Seattle-based TalentSpring, Inc. announced that its open funding round, where it secured $1.6 Million in investment from Second Avenue Partners and private investors, is now closed.
TalentSpring said the funding enabled them to launch and promote their semantic-search technology to the talent acquisition industry.
In addition, the TS team has been working on an SaaS talent sourcing service that they will be piloting to more than 50 SMBs. The software, which they plan on releasing to the public in May 2009, enables recruiters and hiring managers to search social networking sites, job boards, and corporate applicant tracking systems to find candidates.
“Today, recruiters have to read through an average of 200 resumes to find one good candidate,” said Bryan Starbuck, CEO and Founder of TalentSpring. “Not to mention, it is not uncommon for a recruiter to read 2,000 resumes to actually fill a position. The task is so time consuming that the best candidates for a position are often overlooked because recruiters simply don’t have time to find them. Or by the time they’re found, they’ve been hired by a competitor.
“We’re solving a huge problem for recruiters by automating the candidate sourcing process of manually reading and ranking resumes. TalentSpring’s technology will allow every recruiter to become an expert candidate sourcer and will save organizations substantial amounts of money.”
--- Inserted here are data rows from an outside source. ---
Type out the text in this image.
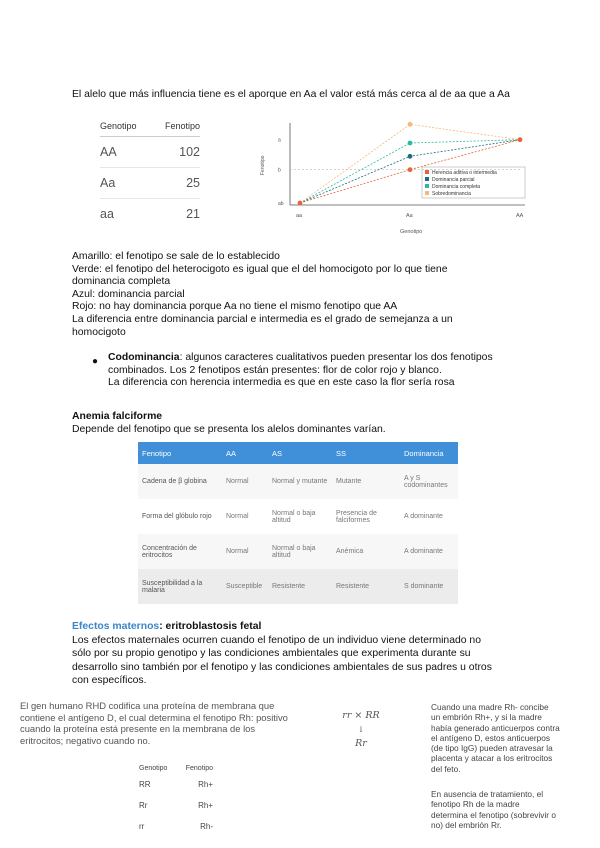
El alelo que más influencia tiene es el aporque en Aa el valor está más cerca al de aa que a Aa
Genotipo	Fenotipo
AA	102
Aa	25
aa	21
a
b
ab
Fenotipo
aa	Aa	AA
Genotipo
Herencia aditiva o intermedia
Dominancia parcial
Dominancia completa
Sobredominancia
Amarillo: el fenotipo se sale de lo establecido
Verde: el fenotipo del heterocigoto es igual que el del homocigoto por lo que tiene
dominancia completa
Azul: dominancia parcial
Rojo: no hay dominancia porque Aa no tiene el mismo fenotipo que AA
La diferencia entre dominancia parcial e intermedia es el grado de semejanza a un
homocigoto
● Codominancia: algunos caracteres cualitativos pueden presentar los dos fenotipos
combinados. Los 2 fenotipos están presentes: flor de color rojo y blanco.
La diferencia con herencia intermedia es que en este caso la flor sería rosa
Anemia falciforme
Depende del fenotipo que se presenta los alelos dominantes varían.
Fenotipo	AA	AS	SS	Dominancia
Cadena de β globina	Normal	Normal y mutante	Mutante	A y S codominantes
Forma del glóbulo rojo	Normal	Normal o baja altitud	Presencia de falciformes	A dominante
Concentración de eritrocitos	Normal	Normal o baja altitud	Anémica	A dominante
Susceptibilidad a la malaria	Susceptible	Resistente	Resistente	S dominante
Efectos maternos: eritroblastosis fetal
Los efectos maternales ocurren cuando el fenotipo de un individuo viene determinado no
sólo por su propio genotipo y las condiciones ambientales que experimenta durante su
desarrollo sino también por el fenotipo y las condiciones ambientales de sus padres u otros
con específicos.
El gen humano RHD codifica una proteína de membrana que
contiene el antígeno D, el cual determina el fenotipo Rh: positivo
cuando la proteína está presente en la membrana de los
eritrocitos; negativo cuando no.
rr × RR
↓
Rr
Genotipo	Fenotipo
RR	Rh+
Rr	Rh+
rr	Rh-
Cuando una madre Rh- concibe
un embrión Rh+, y si la madre
había generado anticuerpos contra
el antígeno D, estos anticuerpos
(de tipo IgG) pueden atravesar la
placenta y atacar a los eritrocitos
del feto.
En ausencia de tratamiento, el
fenotipo Rh de la madre
determina el fenotipo (sobrevivir o
no) del embrión Rr.
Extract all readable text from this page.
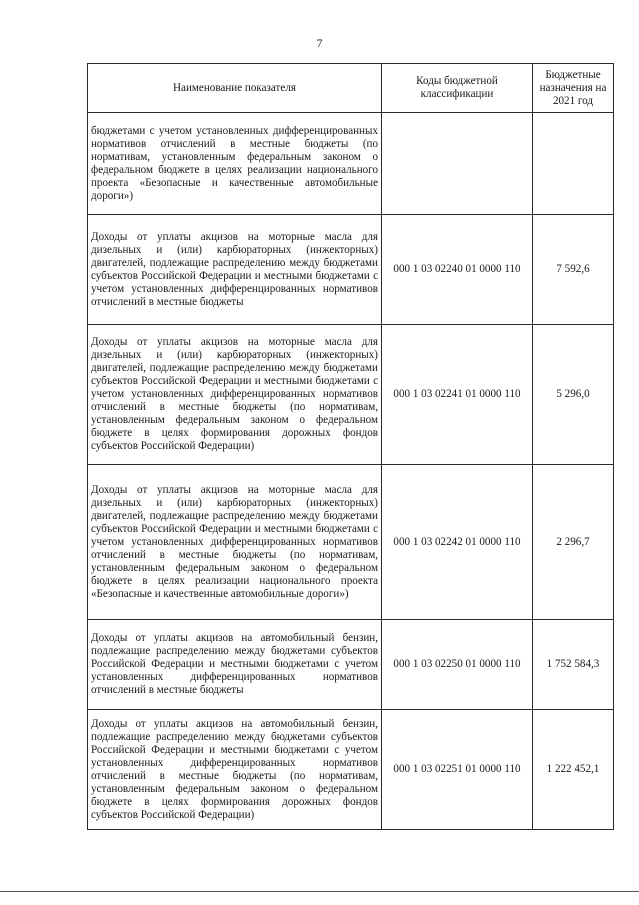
7
Наименование показателя	Коды бюджетной классификации	Бюджетные назначения на 2021 год
бюджетами с учетом установленных дифференцированных нормативов отчислений в местные бюджеты (по нормативам, установленным федеральным законом о федеральном бюджете в целях реализации национального проекта «Безопасные и качественные автомобильные дороги»)		
Доходы от уплаты акцизов на моторные масла для дизельных и (или) карбюраторных (инжекторных) двигателей, подлежащие распределению между бюджетами субъектов Российской Федерации и местными бюджетами с учетом установленных дифференцированных нормативов отчислений в местные бюджеты	000 1 03 02240 01 0000 110	7 592,6
Доходы от уплаты акцизов на моторные масла для дизельных и (или) карбюраторных (инжекторных) двигателей, подлежащие распределению между бюджетами субъектов Российской Федерации и местными бюджетами с учетом установленных дифференцированных нормативов отчислений в местные бюджеты (по нормативам, установленным федеральным законом о федеральном бюджете в целях формирования дорожных фондов субъектов Российской Федерации)	000 1 03 02241 01 0000 110	5 296,0
Доходы от уплаты акцизов на моторные масла для дизельных и (или) карбюраторных (инжекторных) двигателей, подлежащие распределению между бюджетами субъектов Российской Федерации и местными бюджетами с учетом установленных дифференцированных нормативов отчислений в местные бюджеты (по нормативам, установленным федеральным законом о федеральном бюджете в целях реализации национального проекта «Безопасные и качественные автомобильные дороги»)	000 1 03 02242 01 0000 110	2 296,7
Доходы от уплаты акцизов на автомобильный бензин, подлежащие распределению между бюджетами субъектов Российской Федерации и местными бюджетами с учетом установленных дифференцированных нормативов отчислений в местные бюджеты	000 1 03 02250 01 0000 110	1 752 584,3
Доходы от уплаты акцизов на автомобильный бензин, подлежащие распределению между бюджетами субъектов Российской Федерации и местными бюджетами с учетом установленных дифференцированных нормативов отчислений в местные бюджеты (по нормативам, установленным федеральным законом о федеральном бюджете в целях формирования дорожных фондов субъектов Российской Федерации)	000 1 03 02251 01 0000 110	1 222 452,1
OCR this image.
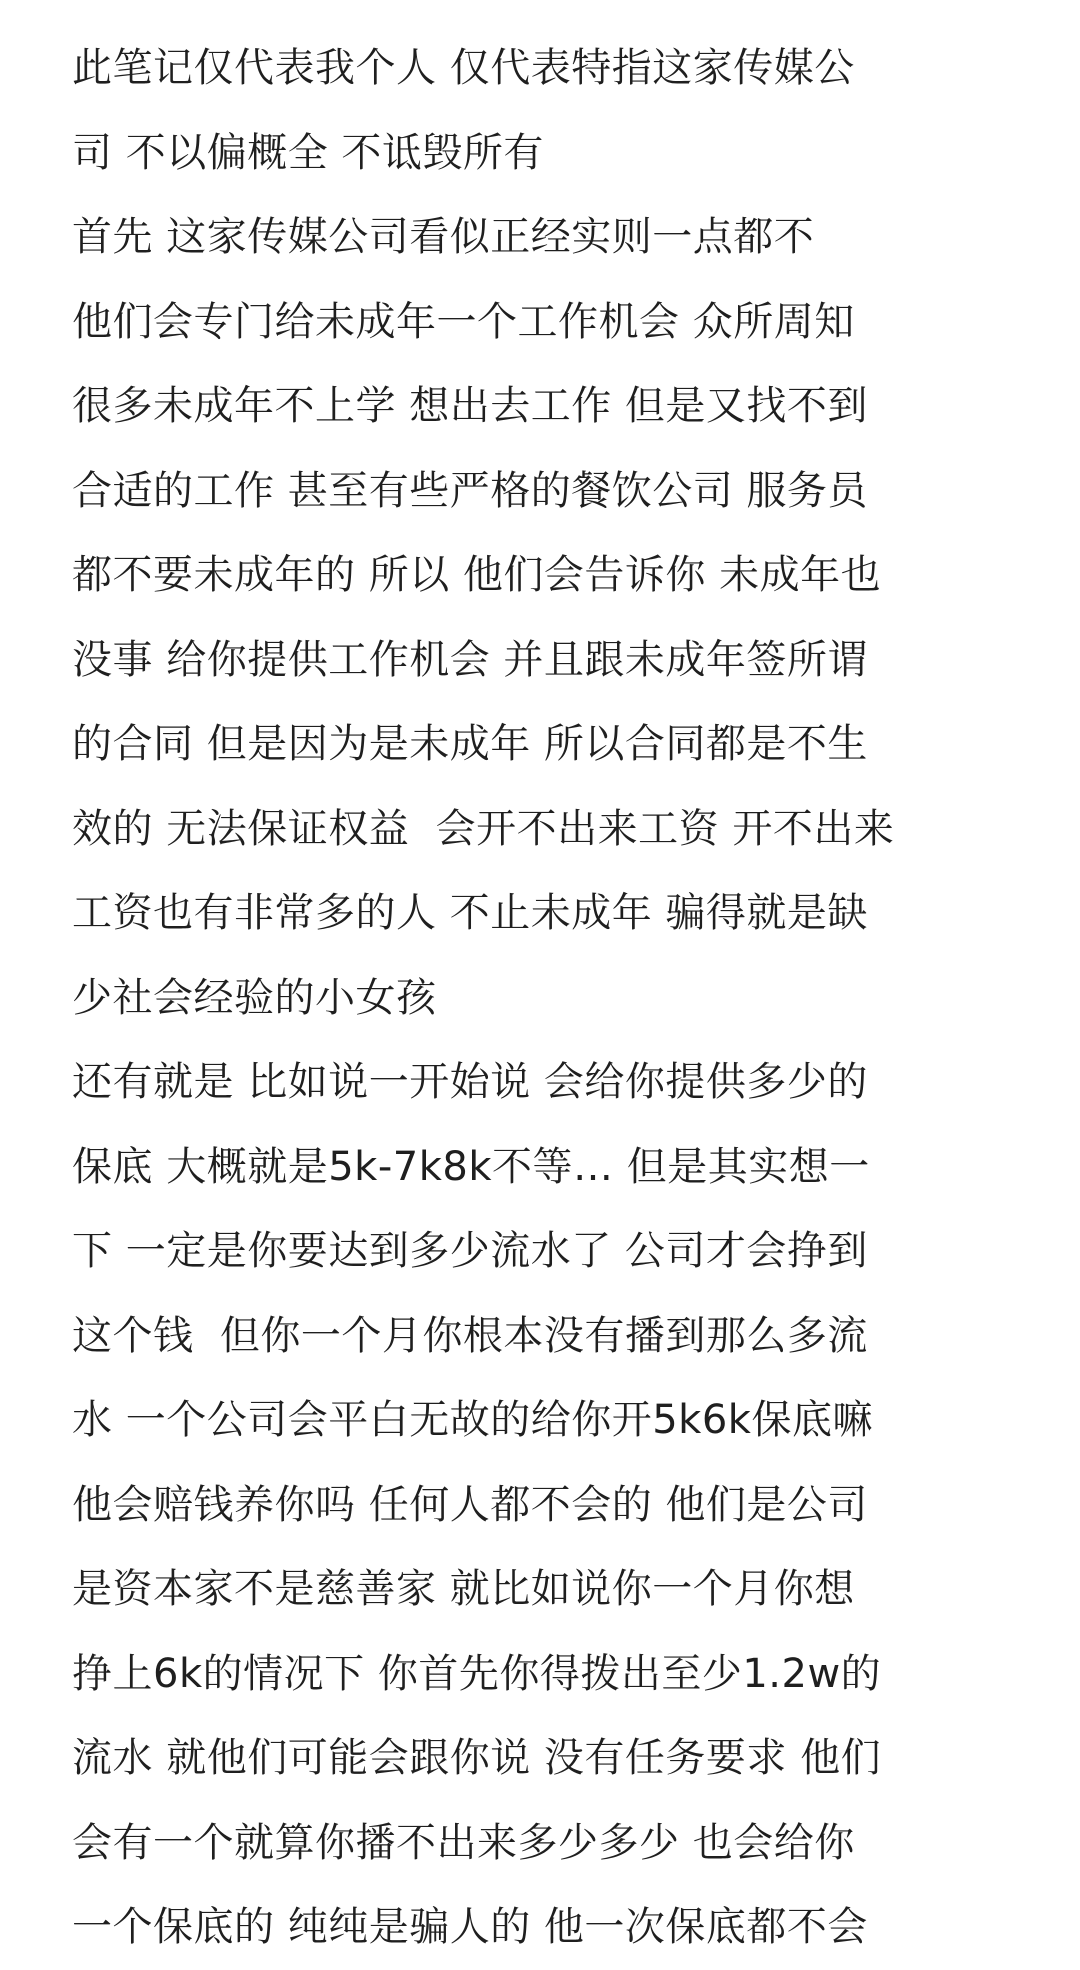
此笔记仅代表我个人 仅代表特指这家传媒公
司 不以偏概全 不诋毁所有
首先 这家传媒公司看似正经实则一点都不
他们会专门给未成年一个工作机会 众所周知
很多未成年不上学 想出去工作 但是又找不到
合适的工作 甚至有些严格的餐饮公司 服务员
都不要未成年的 所以 他们会告诉你 未成年也
没事 给你提供工作机会 并且跟未成年签所谓
的合同 但是因为是未成年 所以合同都是不生
效的 无法保证权益  会开不出来工资 开不出来
工资也有非常多的人 不止未成年 骗得就是缺
少社会经验的小女孩
还有就是 比如说一开始说 会给你提供多少的
保底 大概就是5k-7k8k不等… 但是其实想一
下 一定是你要达到多少流水了 公司才会挣到
这个钱  但你一个月你根本没有播到那么多流
水 一个公司会平白无故的给你开5k6k保底嘛
他会赔钱养你吗 任何人都不会的 他们是公司
是资本家不是慈善家 就比如说你一个月你想
挣上6k的情况下 你首先你得拨出至少1.2w的
流水 就他们可能会跟你说 没有任务要求 他们
会有一个就算你播不出来多少多少 也会给你
一个保底的 纯纯是骗人的 他一次保底都不会
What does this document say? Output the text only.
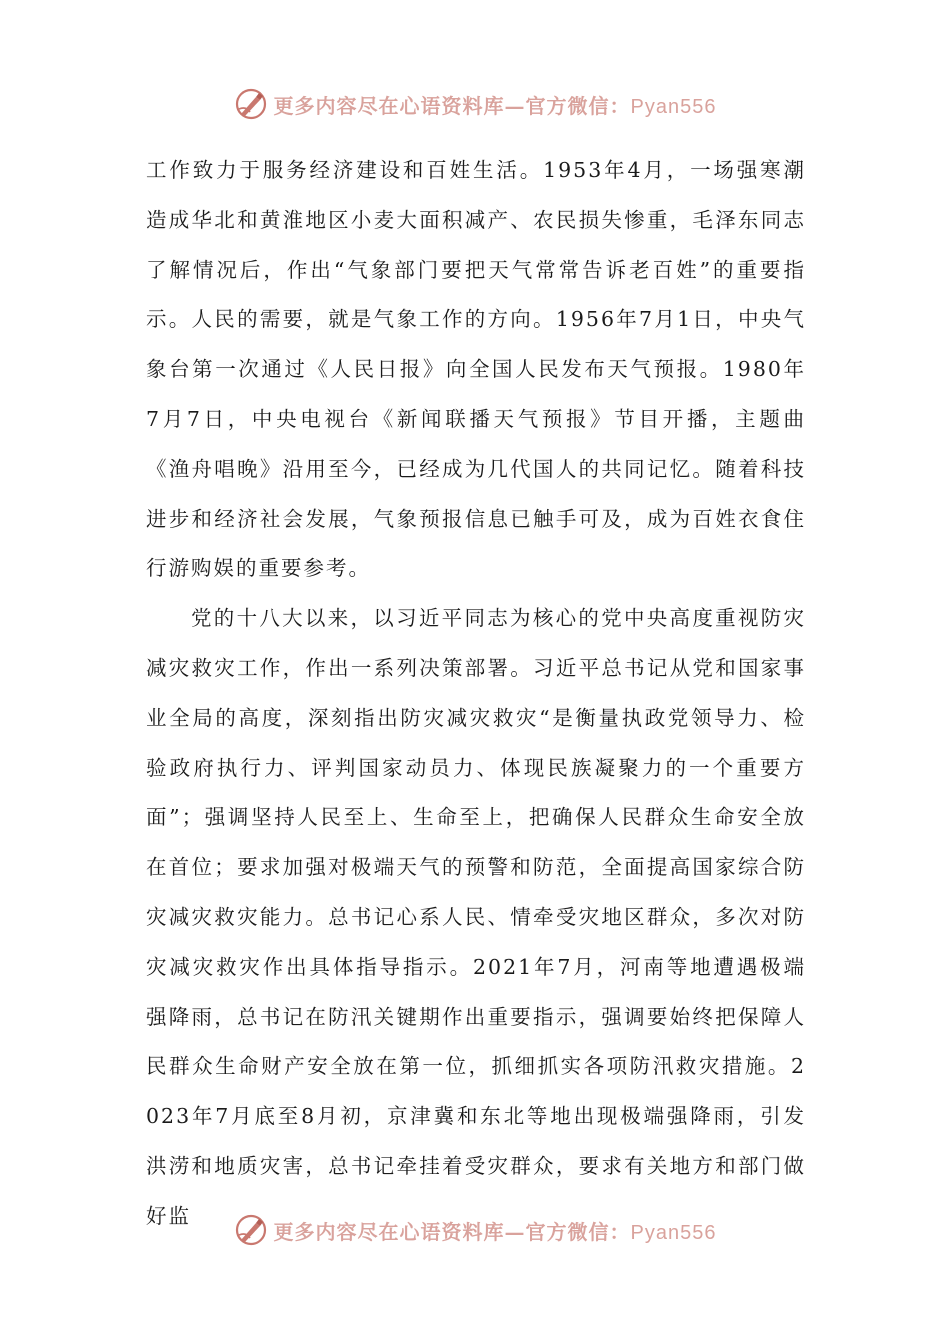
更多内容尽在心语资料库—官方微信：Pyan556

工作致力于服务经济建设和百姓生活。1953年4月，一场强寒潮造成华北和黄淮地区小麦大面积减产、农民损失惨重，毛泽东同志了解情况后，作出“气象部门要把天气常常告诉老百姓”的重要指示。人民的需要，就是气象工作的方向。1956年7月1日，中央气象台第一次通过《人民日报》向全国人民发布天气预报。1980年7月7日，中央电视台《新闻联播天气预报》节目开播，主题曲《渔舟唱晚》沿用至今，已经成为几代国人的共同记忆。随着科技进步和经济社会发展，气象预报信息已触手可及，成为百姓衣食住行游购娱的重要参考。

党的十八大以来，以习近平同志为核心的党中央高度重视防灾减灾救灾工作，作出一系列决策部署。习近平总书记从党和国家事业全局的高度，深刻指出防灾减灾救灾“是衡量执政党领导力、检验政府执行力、评判国家动员力、体现民族凝聚力的一个重要方面”；强调坚持人民至上、生命至上，把确保人民群众生命安全放在首位；要求加强对极端天气的预警和防范，全面提高国家综合防灾减灾救灾能力。总书记心系人民、情牵受灾地区群众，多次对防灾减灾救灾作出具体指导指示。2021年7月，河南等地遭遇极端强降雨，总书记在防汛关键期作出重要指示，强调要始终把保障人民群众生命财产安全放在第一位，抓细抓实各项防汛救灾措施。2023年7月底至8月初，京津冀和东北等地出现极端强降雨，引发洪涝和地质灾害，总书记牵挂着受灾群众，要求有关地方和部门做好监

更多内容尽在心语资料库—官方微信：Pyan556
So how do they plan on doing this? Starbuck said that by employing semantic-search technology to candidate sourcing, TalentSpring finds resumes that are similarly matched to the attributes listed on the job requisition, thereby increasing the pool of potential high-quality candidates.
He added that the new methods are a major innovation over today’s Boolean search method, which only finds candidates whose resumes contain the exact Boolean logic and keyword(s) the recruiter used. If a candidate’s resume doesn’t have the exact keywords used in the search, it is discarded before ever being read by a recruiter. The result is that organizations are not able to take advantage of the large available labor pool to find the best matched candidates for their positions.